Silverstein says the airline he worked for declared bankruptcy twice, and in 2004, he learned he had a medical condition that disqualified him from flying.
“I still had a family to provide for, so I just continued to do what I was doing, just did it on a larger scale–went from one bay to two, two bays to seven,” he says. “Now we’ve got eight lifts, seven bays.”
Moving into auto repair full-time also brought some challenges for Silverstein.
“Although I graduated college with a business degree, I didn’t have real-world business experience, and what I did was I made a lot of mistakes,” he says with a laugh. “I was good as a diagnostician. I could do the work. That wasn’t the problem, but in so far as actually running the business and knowing what to charge, how to charge, how to deal with customers successfully, how to present information so that they could understand better.”

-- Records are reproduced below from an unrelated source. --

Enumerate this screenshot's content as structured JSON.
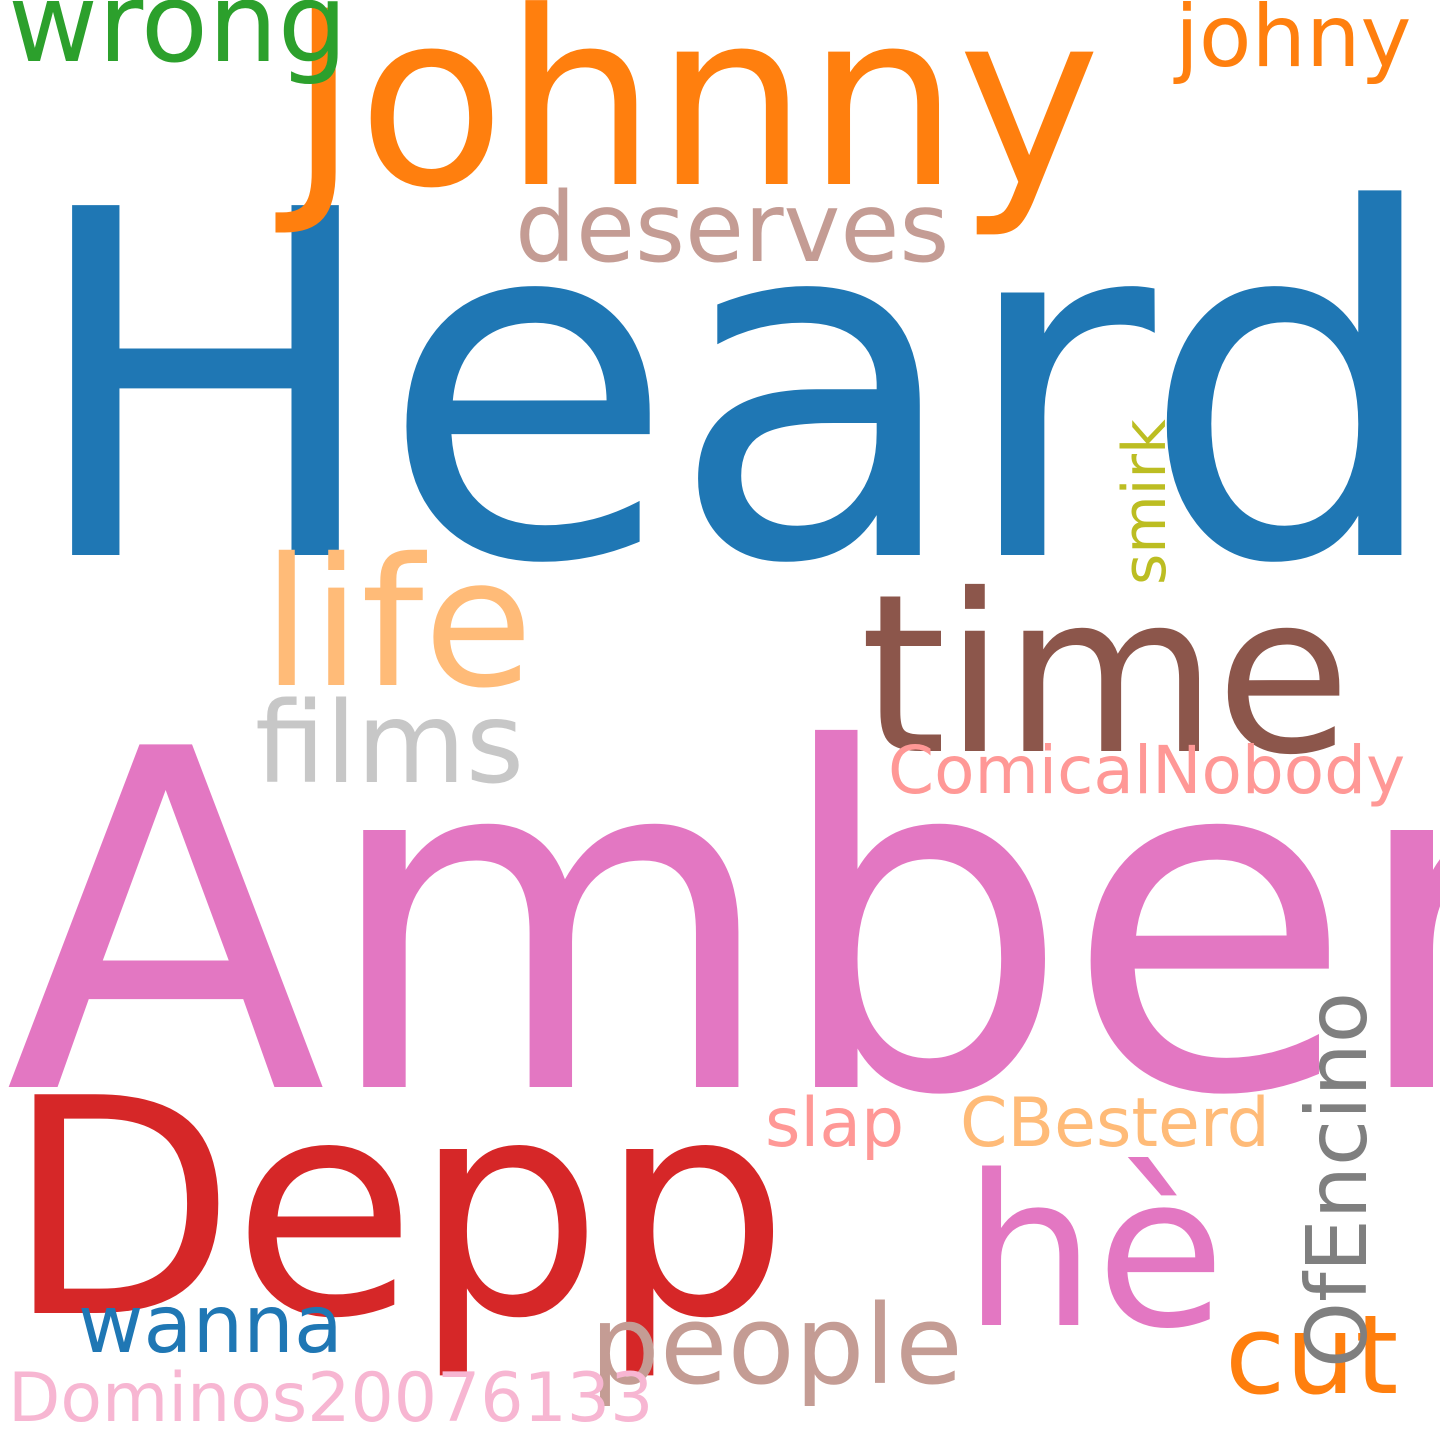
{
  "words": {
    "heard": {
      "text": "Heard",
      "color": "#1f77b4"
    },
    "amber": {
      "text": "Amber",
      "color": "#e377c2"
    },
    "johnny": {
      "text": "Johnny",
      "color": "#ff7f0e"
    },
    "depp": {
      "text": "Depp",
      "color": "#d62728"
    },
    "time": {
      "text": "time",
      "color": "#8c564b"
    },
    "life": {
      "text": "life",
      "color": "#ffbb78"
    },
    "he": {
      "text": "hè",
      "color": "#e377c2"
    },
    "wrong": {
      "text": "wrong",
      "color": "#2ca02c"
    },
    "deserves": {
      "text": "deserves",
      "color": "#c49c94"
    },
    "johny": {
      "text": "johny",
      "color": "#ff7f0e"
    },
    "films": {
      "text": "films",
      "color": "#c7c7c7"
    },
    "comical": {
      "text": "ComicalNobody",
      "color": "#ff9896"
    },
    "people": {
      "text": "people",
      "color": "#c49c94"
    },
    "cut": {
      "text": "cut",
      "color": "#ff7f0e"
    },
    "slap": {
      "text": "slap",
      "color": "#ff9896"
    },
    "cbest": {
      "text": "CBesterd",
      "color": "#ffbb78"
    },
    "wanna": {
      "text": "wanna",
      "color": "#1f77b4"
    },
    "dominos": {
      "text": "Dominos20076133",
      "color": "#f7b6d2"
    },
    "smirk": {
      "text": "smirk",
      "color": "#bcbd22"
    },
    "ofencino": {
      "text": "OfEncino",
      "color": "#7f7f7f"
    }
  }
}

Silverstein says he used his experience as a flight instructor to help with that part of the job, but he says he was discouraged by ‘the lack of professionalism and standardization in the automotive world’ with the exception of franchise shops.
“At the airline, when I was in the left seat as captain, I was responsible for everything–I mean everything,” he says. “We used to have a saying which was that you could delegate all the authority in the world to somebody else, but none of the responsibility.’ In this profession … that lack of accountability still exists. Now it’s slowly changing, but people don’t want to be held accountable, and it goes from line techs to management to suppliers, vendors.”
He says there’s also a major difference between the airline and auto repair industries.
“There was constant testing to determine that you were and could do what you said you could do (with the airlines),” he says. “There’s none of that in automobile repair. There isn’t. You want to call yourself a mechanic, it’s not a problem. You just go out, tell people you’re a mechanic and start working on stuff. You could never do that (in the airlines).”
But being a pilot helped Silverstein establish some cornerstones to his business–safety and accountability.
“It doesn’t matter to me if it’s going to be a single person who’s going to be driving their Honda Accord or it’s going to be a 767 with 210 passengers,” he says. “It doesn’t matter to me. The responsibility for safety is the same.
“My first consideration is safety above and beyond anything else,” he continues. “The second is accountability with regard to being accountable as a shop owner for the actions that happen in the shop. It’s my business, and I hope to have imparted some of that accountability and sense of obligation to my staff. But can I guarantee it? No. I just try to set a good example with it.”
Silverstein says another reason for his businesses’ success comes from ‘no pressure sales.’
“I don’t employ salesmen,” he says. “I’m not a salesman. I’m an advocate. The people that I employ are advocates. We put people first, and then the money follows. We don’t put money first.”
“If there’s something that we see during a comprehensive 30-point courtesy inspection that requires service or attention, we simply bring it to the attention of the owner and let them make a pressure-free decision about their property, and once you start doing that, it’s amazing the amount of people (who) hear about it,” he continued.